On Sep 4, 2013 we maintained our Neutral recommendation on wireless service provider United States Cellular Corporation or US Cellular (USM - Analyst Report). We expect the company to register impressive smartphone sales based on continuous launch of new devices including Apple Inc.’s (AAPL - Analyst Report) iPhone. However, stiff competition and pricing pressure would remain detrimental to customer accretion. This Chicago-based company holds a Zacks Rank #3 (Hold).

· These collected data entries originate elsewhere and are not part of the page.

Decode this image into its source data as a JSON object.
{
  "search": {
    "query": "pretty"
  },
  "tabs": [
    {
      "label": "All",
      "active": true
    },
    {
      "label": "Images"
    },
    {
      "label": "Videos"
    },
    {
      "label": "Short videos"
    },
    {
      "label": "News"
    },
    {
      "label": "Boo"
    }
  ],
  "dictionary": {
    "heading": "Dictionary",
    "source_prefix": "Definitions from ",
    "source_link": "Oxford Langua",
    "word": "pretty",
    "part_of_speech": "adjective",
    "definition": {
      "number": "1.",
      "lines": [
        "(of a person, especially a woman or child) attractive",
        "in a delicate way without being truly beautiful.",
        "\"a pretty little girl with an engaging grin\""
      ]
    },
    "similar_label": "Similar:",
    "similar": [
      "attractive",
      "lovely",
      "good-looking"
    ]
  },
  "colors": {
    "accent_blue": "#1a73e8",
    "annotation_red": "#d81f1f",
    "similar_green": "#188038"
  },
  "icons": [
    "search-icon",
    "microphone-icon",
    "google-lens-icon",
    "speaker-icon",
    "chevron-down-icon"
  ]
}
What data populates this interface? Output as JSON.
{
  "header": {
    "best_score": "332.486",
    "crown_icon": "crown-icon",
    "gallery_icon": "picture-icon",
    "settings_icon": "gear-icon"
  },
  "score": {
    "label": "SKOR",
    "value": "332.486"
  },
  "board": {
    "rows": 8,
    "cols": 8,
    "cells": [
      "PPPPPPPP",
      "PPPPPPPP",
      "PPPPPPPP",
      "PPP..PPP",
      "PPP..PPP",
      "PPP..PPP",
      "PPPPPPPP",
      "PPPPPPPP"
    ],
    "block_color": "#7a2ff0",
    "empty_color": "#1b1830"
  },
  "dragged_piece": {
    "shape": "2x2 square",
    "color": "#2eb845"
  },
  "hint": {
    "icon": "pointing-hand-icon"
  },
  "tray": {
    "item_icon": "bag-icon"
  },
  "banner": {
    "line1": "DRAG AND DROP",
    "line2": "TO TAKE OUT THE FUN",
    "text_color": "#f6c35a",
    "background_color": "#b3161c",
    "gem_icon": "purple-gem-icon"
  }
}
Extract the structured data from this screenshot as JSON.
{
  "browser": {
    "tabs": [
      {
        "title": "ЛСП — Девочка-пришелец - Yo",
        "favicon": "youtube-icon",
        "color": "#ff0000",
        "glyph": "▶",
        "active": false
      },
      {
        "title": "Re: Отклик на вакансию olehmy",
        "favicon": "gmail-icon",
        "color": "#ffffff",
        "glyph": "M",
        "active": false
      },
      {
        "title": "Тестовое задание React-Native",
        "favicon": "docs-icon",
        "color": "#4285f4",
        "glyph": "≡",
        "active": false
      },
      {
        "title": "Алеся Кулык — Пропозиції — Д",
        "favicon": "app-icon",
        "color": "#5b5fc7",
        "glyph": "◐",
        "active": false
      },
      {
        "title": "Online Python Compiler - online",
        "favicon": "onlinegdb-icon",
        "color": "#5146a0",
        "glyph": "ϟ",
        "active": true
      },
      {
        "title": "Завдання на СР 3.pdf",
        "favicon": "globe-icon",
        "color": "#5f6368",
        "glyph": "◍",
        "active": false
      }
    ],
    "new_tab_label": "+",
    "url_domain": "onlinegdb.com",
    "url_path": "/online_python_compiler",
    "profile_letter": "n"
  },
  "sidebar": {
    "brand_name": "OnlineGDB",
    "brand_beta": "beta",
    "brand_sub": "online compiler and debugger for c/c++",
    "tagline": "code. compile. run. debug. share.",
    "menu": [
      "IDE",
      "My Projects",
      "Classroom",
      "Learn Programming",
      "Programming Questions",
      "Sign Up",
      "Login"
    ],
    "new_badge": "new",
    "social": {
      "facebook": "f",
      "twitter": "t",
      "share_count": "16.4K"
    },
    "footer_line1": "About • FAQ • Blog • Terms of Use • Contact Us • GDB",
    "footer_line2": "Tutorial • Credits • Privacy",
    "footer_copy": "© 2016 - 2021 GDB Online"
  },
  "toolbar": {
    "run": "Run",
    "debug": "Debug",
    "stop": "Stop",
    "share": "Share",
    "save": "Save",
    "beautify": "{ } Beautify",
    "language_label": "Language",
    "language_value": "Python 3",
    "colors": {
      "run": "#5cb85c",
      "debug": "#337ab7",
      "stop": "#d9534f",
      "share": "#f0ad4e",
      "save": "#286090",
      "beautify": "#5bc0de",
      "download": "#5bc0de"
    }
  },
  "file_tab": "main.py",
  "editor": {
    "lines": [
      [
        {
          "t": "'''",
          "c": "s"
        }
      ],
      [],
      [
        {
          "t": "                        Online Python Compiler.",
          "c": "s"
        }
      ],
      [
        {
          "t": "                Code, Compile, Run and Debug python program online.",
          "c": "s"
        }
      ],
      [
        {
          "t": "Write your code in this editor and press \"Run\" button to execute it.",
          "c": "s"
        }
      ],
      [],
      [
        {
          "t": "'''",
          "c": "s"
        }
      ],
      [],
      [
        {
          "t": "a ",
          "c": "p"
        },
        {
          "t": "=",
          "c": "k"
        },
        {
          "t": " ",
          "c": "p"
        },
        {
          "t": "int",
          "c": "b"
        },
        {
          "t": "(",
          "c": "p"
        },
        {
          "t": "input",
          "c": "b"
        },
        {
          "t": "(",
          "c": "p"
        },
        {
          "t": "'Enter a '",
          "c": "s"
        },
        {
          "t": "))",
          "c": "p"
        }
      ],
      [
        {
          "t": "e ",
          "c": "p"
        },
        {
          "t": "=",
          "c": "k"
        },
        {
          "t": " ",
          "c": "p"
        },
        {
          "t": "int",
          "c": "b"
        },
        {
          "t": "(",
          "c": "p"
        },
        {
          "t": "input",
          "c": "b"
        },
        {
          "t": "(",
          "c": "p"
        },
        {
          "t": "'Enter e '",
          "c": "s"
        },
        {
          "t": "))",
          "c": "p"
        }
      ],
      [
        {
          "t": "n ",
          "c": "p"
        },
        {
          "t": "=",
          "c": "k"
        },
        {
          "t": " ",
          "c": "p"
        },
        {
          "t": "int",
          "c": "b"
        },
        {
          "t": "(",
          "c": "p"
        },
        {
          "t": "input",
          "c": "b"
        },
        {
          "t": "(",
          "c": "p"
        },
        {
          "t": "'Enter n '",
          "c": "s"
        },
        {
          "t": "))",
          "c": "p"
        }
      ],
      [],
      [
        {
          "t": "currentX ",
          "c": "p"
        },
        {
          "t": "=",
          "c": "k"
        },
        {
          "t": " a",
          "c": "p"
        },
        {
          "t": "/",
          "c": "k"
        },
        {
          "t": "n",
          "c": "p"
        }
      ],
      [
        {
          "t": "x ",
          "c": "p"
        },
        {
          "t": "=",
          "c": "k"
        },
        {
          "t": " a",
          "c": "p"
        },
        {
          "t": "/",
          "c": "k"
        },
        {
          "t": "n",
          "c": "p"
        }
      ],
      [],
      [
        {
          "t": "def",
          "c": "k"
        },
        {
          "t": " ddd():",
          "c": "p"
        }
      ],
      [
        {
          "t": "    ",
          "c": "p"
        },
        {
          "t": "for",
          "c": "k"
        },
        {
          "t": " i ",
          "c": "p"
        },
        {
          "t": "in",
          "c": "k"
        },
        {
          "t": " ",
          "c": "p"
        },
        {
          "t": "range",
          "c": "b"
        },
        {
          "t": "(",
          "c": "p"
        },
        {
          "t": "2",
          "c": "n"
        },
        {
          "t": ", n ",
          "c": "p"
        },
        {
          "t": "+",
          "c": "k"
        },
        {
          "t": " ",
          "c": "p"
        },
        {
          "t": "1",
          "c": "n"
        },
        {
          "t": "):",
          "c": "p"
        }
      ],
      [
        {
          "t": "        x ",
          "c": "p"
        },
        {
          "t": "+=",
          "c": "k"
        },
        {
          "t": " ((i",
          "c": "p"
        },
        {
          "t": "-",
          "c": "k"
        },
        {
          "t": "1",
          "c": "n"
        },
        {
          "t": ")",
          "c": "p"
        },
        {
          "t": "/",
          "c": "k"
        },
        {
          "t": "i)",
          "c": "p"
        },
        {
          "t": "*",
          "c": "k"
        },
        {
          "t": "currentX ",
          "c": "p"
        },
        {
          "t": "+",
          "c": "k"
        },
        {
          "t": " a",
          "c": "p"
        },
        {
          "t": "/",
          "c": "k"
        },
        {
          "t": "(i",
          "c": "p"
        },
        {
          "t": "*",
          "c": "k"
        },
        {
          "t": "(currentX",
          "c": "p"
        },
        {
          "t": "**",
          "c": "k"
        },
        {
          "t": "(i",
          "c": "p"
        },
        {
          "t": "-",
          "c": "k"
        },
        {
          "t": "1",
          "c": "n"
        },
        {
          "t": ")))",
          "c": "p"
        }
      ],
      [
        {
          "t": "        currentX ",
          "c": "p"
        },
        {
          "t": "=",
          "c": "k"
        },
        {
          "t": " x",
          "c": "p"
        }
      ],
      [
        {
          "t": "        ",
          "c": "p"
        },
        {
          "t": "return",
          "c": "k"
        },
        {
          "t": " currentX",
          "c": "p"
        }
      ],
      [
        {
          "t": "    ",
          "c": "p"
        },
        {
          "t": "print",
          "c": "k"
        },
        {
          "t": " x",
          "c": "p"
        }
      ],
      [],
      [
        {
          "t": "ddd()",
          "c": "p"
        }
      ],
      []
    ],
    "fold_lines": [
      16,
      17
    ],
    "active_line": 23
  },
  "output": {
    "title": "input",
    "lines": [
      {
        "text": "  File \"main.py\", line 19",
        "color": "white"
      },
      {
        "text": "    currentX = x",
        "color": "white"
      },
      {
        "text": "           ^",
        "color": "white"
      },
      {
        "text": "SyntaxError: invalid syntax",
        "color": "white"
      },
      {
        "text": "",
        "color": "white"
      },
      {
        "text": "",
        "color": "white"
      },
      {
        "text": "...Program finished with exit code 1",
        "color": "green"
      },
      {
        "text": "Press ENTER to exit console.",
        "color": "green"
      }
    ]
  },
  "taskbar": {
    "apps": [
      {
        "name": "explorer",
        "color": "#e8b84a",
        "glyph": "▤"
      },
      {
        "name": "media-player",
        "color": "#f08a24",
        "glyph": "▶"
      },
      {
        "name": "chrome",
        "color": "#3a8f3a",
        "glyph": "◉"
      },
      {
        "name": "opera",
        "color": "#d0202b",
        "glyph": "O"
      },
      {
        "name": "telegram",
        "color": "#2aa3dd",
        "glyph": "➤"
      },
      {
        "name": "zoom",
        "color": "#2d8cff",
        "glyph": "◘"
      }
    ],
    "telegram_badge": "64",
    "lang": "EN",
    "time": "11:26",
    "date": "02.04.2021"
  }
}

We foresee accelerated growth for US Cellular in the future based on a number of strategic actions, including introduction of a new billing system, expansion of distribution channel, deployment of 4G LTE and launch of LTE devices. The company remains optimistic on growing smartphone demand, which will support data revenue growth. Additionally, over the near term, rapid transition of the wireless market from the 3G to 4G LTE space and the demand for 4G devices are expected to remain high.
U.S. Cellular has instituted several marketing initiatives including the introduction of four new bundled services that offer unlimited Internet and messaging plans with highly coveted features, at affordable prices. This initiative is expected to reduce the company’s churn going forward.
U.S. Cellular is focused on selling its non-core spectrum and sold some of its PCS spectrum to Sprint in Nov 2012. Recently, U.S. Cellular also signed an agreement to sell its non-strategic spectrum in the Mississippi valley to a wholly owned subsidiary of T-Mobile US Inc. (TMUS - Snapshot Report) for $308.0 million. We believe this transaction will provide it the liquidity to expand LTE network.
Nevertheless, customer churn remains the primary concern for U.S. Cellular, and the absence of the iPhone has only aggravated the problem. Moreover, higher mix of smartphones and higher subsidies on 4G LTE devices will continue to increase the company’s expenses.
Meanwhile, U.S. Cellular’s high-margin roaming revenue remains under pressure based on lower voice usage and lower voice and data ARPU. High costs associated with network integration and construction of new cell sites, increasing capacity in existing cell sites, upgrading wireless technology or spectrum licensing are also expected to put considerable pressure on the company’s margins. These risks force us to maintain a neutral stance on the wireless carrier.
While we remain sidelined on US Cellular, Zacks Ranked #2 (Buy) Cincinnati Bell (CBB - Analyst Report) looks attractive for the short term.